Jan 14th, 2007
The Passion FLower - Passiflora

The Passion Flower – Passiflora
The Passion Flower – Passiflora – is a genus with over 500 species of flowering plants belonging to family Passifloraceae.
The most popular species of Passiflora is The Blue Passion Flower – Passiflora caerulea – also known as Common Passion Flower.

The Passion Flower a vine native of South America, Asia and Australia, and a very popular house flowering plant, full of good energies because of its special religious symbols. Passiflora brings peace in your house too.Name
Passiflora’s flower is extremely popular, known all over the world as “The Passion Flower”. We want to point out that its name doesn’t come from the passion of love, but refers to The Passion of Christ on the cross, so named because of its unique physical structures that suggest the symbols of Crucifixion.
In the same spirit, Passiflora is known as “Espina de Cristo” (Christ’s Thorn) in Spain.

Description
Its stem has simple ramifications with tendrils and green glace lobed leaves. The perfumed flower is complex and also special with a charming blooming. The sepals and petals are similar in appearance, because of them interfering. They are surmounted by a corona of blue or violet filaments. The Blue passion flower’s fruit is an oval yellow-orange berry, containing several seeds.

Flowering
Passiflora is a plant with a speedy growing since spring till autumn and it usually blooms in summer and autumn too, but in tropical climates it will flower all year round.
Passiflora growing
During summer, we recommend you to maintain the soil always wet and also to sprinkle its leaves even once in a day if there is less moisture than the plant wants. Add some fertilizer once in two weeks. The Passion Flower needs moderate warmth (between 15 and 20 degrees centigrade) and luminous places, also enjoys the direct sun. In winter, you have to reduce the watering and remove the Passiflora in a luminous and less warm space (10-15 degrees), for a light resting.
The appropriate soil is a potting mix of leaves soil, manure, garden soil and sand.
In spring you have to prune The Passion Flower for a more luxuriant ramification and a better flowering, cutting its lateral sprigs at 5-6 centimeters.
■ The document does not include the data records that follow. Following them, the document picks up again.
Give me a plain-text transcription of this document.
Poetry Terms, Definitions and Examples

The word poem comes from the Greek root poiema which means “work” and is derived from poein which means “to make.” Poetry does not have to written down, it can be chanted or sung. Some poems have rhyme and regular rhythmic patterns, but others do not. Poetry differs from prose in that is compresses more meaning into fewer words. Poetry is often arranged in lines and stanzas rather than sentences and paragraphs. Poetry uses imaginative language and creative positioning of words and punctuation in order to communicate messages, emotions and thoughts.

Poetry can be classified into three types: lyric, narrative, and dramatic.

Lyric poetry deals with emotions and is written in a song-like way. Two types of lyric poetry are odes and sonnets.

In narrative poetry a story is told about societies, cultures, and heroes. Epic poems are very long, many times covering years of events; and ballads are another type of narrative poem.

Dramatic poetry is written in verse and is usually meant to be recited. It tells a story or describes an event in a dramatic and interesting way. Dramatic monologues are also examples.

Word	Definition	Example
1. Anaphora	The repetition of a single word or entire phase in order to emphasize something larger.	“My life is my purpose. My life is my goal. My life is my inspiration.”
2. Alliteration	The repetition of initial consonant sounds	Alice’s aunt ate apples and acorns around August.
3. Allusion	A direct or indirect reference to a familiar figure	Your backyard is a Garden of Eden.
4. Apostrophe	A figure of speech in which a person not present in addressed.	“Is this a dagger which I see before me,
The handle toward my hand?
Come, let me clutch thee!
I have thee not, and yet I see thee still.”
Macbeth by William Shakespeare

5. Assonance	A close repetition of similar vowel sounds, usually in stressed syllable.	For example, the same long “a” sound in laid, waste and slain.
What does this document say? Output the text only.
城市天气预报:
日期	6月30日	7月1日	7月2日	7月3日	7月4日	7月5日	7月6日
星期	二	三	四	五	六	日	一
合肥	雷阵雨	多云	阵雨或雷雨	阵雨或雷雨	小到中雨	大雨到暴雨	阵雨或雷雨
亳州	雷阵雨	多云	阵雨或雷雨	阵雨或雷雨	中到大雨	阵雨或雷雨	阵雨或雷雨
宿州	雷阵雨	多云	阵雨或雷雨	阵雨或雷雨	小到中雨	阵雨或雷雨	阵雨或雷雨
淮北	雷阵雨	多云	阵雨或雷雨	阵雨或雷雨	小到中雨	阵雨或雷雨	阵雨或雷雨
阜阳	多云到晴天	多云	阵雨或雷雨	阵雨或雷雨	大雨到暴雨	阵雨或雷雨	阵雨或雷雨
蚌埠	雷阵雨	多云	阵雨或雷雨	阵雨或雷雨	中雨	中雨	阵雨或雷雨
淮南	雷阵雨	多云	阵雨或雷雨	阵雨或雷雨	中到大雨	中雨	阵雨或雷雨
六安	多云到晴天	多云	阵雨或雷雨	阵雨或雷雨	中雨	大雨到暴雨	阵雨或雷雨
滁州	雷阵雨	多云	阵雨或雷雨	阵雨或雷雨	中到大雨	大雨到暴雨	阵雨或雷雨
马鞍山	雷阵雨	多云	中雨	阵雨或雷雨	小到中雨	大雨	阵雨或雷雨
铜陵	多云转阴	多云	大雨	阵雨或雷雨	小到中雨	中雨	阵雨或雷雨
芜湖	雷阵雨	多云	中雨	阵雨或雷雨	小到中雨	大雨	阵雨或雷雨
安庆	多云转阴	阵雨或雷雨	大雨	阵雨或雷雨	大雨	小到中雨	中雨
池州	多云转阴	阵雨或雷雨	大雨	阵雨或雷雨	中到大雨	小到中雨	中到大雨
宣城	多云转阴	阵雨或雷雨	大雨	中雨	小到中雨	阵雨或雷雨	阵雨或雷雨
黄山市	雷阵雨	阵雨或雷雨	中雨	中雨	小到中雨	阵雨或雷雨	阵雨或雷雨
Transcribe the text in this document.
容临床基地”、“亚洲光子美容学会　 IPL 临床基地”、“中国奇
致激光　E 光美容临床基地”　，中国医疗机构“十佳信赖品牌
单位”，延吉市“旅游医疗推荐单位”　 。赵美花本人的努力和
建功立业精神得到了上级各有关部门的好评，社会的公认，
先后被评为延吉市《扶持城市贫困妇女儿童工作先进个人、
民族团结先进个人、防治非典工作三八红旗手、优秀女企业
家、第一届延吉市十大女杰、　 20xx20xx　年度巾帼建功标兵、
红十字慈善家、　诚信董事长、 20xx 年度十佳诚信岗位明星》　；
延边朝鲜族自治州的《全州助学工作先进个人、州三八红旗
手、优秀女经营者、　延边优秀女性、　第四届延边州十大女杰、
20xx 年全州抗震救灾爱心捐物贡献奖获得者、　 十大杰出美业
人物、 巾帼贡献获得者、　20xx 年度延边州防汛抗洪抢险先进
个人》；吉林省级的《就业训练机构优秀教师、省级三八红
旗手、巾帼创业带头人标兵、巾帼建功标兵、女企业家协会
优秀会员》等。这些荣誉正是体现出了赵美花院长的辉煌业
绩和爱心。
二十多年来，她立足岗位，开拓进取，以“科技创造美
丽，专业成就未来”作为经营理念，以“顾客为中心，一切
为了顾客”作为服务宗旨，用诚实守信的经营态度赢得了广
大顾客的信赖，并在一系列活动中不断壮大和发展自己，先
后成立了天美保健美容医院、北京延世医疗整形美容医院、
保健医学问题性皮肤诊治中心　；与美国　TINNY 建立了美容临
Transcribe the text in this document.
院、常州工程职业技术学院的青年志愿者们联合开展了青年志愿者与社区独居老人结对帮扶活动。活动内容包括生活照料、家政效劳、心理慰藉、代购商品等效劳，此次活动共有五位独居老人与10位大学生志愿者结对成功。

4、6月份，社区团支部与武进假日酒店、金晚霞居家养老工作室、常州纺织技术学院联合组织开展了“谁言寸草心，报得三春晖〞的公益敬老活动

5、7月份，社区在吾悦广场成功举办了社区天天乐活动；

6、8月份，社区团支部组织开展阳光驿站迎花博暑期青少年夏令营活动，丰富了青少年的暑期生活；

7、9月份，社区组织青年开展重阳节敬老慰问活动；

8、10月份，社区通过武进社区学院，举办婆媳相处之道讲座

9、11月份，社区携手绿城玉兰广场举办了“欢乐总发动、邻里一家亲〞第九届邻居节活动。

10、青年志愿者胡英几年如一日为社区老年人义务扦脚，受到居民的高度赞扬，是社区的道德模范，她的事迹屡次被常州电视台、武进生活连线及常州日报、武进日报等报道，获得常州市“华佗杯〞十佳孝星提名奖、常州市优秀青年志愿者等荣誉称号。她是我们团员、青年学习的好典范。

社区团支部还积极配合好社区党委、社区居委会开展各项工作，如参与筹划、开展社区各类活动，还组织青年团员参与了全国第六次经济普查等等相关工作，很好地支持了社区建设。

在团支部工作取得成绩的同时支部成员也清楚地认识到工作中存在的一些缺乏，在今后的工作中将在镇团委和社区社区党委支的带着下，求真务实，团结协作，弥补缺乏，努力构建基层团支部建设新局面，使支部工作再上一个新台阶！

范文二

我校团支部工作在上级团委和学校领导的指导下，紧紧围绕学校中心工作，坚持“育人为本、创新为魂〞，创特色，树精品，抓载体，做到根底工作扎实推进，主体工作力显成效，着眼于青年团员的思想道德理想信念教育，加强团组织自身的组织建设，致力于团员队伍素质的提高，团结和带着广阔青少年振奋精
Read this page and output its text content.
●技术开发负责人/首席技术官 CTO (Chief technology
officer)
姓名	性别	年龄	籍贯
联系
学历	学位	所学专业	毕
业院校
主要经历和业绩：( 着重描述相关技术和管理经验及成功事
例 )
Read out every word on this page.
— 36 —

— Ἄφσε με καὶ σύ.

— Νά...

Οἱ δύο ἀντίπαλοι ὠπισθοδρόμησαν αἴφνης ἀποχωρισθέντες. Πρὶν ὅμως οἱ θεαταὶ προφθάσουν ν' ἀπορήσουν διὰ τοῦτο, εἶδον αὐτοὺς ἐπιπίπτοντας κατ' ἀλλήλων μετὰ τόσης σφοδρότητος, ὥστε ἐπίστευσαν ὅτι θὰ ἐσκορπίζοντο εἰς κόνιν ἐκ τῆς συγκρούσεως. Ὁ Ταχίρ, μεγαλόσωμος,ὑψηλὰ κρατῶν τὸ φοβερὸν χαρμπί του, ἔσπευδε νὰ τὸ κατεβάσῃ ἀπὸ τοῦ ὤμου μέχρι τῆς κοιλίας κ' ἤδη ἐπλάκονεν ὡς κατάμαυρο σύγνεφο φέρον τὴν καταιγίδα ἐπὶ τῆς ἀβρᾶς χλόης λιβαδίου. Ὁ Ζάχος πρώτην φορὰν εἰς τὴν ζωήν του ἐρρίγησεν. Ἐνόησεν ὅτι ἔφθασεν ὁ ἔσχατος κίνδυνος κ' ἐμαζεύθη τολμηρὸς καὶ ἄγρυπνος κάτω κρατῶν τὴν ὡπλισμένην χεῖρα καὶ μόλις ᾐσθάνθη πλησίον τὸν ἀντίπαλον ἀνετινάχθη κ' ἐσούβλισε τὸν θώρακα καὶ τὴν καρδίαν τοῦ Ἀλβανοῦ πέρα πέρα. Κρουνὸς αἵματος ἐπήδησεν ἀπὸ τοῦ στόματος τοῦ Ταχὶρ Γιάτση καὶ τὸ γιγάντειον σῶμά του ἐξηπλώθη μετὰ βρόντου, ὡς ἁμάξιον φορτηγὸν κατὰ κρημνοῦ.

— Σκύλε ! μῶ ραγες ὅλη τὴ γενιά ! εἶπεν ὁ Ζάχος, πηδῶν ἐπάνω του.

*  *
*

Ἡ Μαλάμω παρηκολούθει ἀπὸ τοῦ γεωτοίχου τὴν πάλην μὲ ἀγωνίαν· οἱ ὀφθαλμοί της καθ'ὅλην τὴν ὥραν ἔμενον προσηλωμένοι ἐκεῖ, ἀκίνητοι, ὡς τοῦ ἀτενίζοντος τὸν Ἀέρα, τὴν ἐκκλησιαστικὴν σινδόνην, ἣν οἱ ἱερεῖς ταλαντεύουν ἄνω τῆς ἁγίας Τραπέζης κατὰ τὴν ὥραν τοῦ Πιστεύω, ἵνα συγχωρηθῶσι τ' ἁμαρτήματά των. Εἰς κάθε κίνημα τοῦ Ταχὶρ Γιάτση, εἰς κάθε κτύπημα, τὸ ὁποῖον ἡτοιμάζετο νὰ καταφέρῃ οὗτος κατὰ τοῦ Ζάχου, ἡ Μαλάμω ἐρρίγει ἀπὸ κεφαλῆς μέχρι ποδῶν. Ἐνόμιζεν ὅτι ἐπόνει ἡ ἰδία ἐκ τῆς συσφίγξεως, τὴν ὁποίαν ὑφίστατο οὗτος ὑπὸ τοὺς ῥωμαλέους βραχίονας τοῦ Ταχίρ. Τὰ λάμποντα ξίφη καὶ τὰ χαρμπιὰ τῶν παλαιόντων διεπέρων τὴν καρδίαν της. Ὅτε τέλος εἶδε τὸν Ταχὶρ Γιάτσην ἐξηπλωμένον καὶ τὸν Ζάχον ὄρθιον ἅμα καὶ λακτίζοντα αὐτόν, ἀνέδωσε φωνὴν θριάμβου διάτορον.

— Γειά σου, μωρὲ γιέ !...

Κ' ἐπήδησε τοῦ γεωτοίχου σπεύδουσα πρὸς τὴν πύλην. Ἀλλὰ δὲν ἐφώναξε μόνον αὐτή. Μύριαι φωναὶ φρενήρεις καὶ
It’s the right time to use a wooden holder for sustaining the plant regular growing.

Multiplication
The Passion Flower’s multiplication is through cuttings and you have to do it in spring. The cuttings are “semi wood” parts of the sprigs that have to be pot for striking roots in a loose soil, alike the peat, with a high temperature and moisture. As a trick, we recommend you to cover the pot cuttings with jars.